- Scammers have used Uniswap’s Permit2 feature to steal over $1M in PEPE token
- The funds were drained from a PEPE holder after signing a malicious transaction
- Permit2 is a genuine Uniswap feature that eases token approvals
Malicious actors have used Permit2, a genuine Uniswap feature, to steal over $1.4 million worth of PEPE, MSTR, and APU tokens. The scammers tricked the crypto holder into signing a malicious transaction, with the tokens transferred transfer happening within an hour after the signing. Wallet drainers started misusing the Uniswap feature in 2023, indicating that scammers have nabbed more victims due to the feature also being used for genuine tasks such as easing token approvals.
One Signature Used To Transfer Multiple Tokens
According to blockchain security firm ScamSniffer, Permit2 allows the approval of multiple tokens in a wallet based on a single signature. “Once [scammers] have a victim’s signature, they can transfer multiple assets.”
Uniswap introduced Permit2. Phishing signatures based on this can gain approval for multiple tokens at once. Once they have a victim’s signature, they can transfer multiple assets. 🚨🔒 pic.twitter.com/sEsGa8dVAK
— Scam Sniffer | Web3 Anti-Scam (@realScamSniffer) October 13, 2024
An analysis by ScamSniffer indicated that the PEPE holder provided a single Permit2 signature, allowing the attackers to drain other tokens in his wallet. The victim may have interacted with a compromised DApp or website that required them to sign an off-chain signature.

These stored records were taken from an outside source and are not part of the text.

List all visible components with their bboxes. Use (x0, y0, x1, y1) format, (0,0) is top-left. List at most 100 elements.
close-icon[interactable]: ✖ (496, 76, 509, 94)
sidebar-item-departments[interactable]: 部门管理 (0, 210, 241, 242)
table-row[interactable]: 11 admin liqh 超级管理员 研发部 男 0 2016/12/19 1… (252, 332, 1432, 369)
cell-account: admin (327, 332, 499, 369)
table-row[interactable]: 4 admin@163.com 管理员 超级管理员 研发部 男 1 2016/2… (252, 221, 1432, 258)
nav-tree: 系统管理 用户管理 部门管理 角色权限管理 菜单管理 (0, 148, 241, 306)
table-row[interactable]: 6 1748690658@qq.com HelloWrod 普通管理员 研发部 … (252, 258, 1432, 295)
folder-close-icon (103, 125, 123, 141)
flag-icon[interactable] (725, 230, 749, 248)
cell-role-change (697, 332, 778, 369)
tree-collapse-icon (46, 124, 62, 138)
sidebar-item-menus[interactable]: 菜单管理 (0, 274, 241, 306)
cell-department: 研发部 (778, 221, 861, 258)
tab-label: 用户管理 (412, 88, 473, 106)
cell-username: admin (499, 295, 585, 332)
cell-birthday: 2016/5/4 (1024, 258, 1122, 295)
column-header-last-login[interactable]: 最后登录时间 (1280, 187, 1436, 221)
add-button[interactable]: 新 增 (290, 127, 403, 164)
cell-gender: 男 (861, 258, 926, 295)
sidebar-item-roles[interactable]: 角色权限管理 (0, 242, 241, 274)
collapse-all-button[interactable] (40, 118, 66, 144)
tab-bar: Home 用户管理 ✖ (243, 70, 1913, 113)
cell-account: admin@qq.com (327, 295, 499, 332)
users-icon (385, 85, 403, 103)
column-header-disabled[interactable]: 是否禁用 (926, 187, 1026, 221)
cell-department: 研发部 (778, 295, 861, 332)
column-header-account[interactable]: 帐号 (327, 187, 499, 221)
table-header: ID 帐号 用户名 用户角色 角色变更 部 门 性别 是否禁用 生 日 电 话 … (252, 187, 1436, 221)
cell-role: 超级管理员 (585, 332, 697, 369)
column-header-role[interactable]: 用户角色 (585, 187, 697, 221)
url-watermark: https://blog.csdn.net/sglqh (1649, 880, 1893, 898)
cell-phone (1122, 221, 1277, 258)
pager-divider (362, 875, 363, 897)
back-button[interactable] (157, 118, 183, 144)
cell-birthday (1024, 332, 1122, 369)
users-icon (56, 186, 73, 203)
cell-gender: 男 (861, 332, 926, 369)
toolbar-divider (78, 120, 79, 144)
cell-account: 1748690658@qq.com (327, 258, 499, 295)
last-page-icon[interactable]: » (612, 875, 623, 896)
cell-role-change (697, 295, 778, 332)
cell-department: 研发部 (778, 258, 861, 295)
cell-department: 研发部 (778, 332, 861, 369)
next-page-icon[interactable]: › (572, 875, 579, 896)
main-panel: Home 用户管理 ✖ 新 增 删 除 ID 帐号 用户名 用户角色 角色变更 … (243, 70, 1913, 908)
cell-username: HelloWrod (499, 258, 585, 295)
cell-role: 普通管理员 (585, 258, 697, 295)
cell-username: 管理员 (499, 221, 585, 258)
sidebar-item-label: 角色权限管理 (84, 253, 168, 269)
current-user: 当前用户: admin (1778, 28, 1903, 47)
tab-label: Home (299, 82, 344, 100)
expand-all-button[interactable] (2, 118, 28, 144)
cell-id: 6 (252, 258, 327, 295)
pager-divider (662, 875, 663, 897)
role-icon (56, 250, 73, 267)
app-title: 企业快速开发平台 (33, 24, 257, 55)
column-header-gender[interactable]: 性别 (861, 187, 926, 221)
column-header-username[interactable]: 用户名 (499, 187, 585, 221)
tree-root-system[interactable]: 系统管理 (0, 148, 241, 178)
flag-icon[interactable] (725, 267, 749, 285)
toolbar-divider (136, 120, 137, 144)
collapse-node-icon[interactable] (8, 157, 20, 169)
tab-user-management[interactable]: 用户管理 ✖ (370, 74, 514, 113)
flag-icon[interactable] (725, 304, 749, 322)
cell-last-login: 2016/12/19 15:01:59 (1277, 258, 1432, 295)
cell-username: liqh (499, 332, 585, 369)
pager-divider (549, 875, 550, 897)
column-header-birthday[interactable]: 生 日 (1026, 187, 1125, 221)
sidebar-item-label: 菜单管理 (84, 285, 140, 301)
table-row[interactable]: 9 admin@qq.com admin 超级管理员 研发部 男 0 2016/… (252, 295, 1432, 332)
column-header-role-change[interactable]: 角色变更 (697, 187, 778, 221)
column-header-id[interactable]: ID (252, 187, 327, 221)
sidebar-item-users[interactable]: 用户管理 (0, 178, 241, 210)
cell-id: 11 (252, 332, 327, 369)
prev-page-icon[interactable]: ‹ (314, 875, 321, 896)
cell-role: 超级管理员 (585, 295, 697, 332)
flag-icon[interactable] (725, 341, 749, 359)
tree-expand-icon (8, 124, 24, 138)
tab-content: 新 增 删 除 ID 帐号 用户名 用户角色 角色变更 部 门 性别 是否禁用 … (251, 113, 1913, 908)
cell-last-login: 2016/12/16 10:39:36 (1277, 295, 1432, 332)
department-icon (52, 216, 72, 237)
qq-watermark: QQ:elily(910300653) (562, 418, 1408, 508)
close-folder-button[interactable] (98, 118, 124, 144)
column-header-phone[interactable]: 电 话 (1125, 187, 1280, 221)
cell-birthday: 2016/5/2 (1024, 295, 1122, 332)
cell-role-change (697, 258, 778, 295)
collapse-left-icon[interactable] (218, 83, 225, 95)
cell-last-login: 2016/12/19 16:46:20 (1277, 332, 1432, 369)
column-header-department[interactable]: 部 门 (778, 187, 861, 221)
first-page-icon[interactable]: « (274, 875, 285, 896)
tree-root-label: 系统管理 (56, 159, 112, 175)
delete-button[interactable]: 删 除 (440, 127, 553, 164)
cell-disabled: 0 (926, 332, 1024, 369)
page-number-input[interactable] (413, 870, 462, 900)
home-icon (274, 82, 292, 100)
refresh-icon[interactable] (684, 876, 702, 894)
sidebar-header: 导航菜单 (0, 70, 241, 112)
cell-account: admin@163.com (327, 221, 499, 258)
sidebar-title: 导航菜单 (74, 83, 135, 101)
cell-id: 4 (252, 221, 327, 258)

Being an off-chain approval, the victim didn’t see what was happening in the background until it was too late since they only realized they’d been scammed after the transaction had been finalized and recorded on the blockchain.
Scammers Are Also Using Other Tactics
In November last year, ScamSniffer revealed that malicious actors stole approximately $60 million from crypto wallets using the Permit2 feature. The blockchain security firm noted that the amount was stolen within six months.
At the time, ScamSniffer said that attackers were misusing the feature due to the ability to block notifications during token transfers. Malicious actors in the crypto space are also using other tactics like the bit-flip attack. The bit-flip attack allows malicious actors to change the instructions in a transaction after a victim has signed a transaction.
With Uniswap’s Permit2 feature doing both good and harm, it’s to be seen how the DeFi platform will address the issue.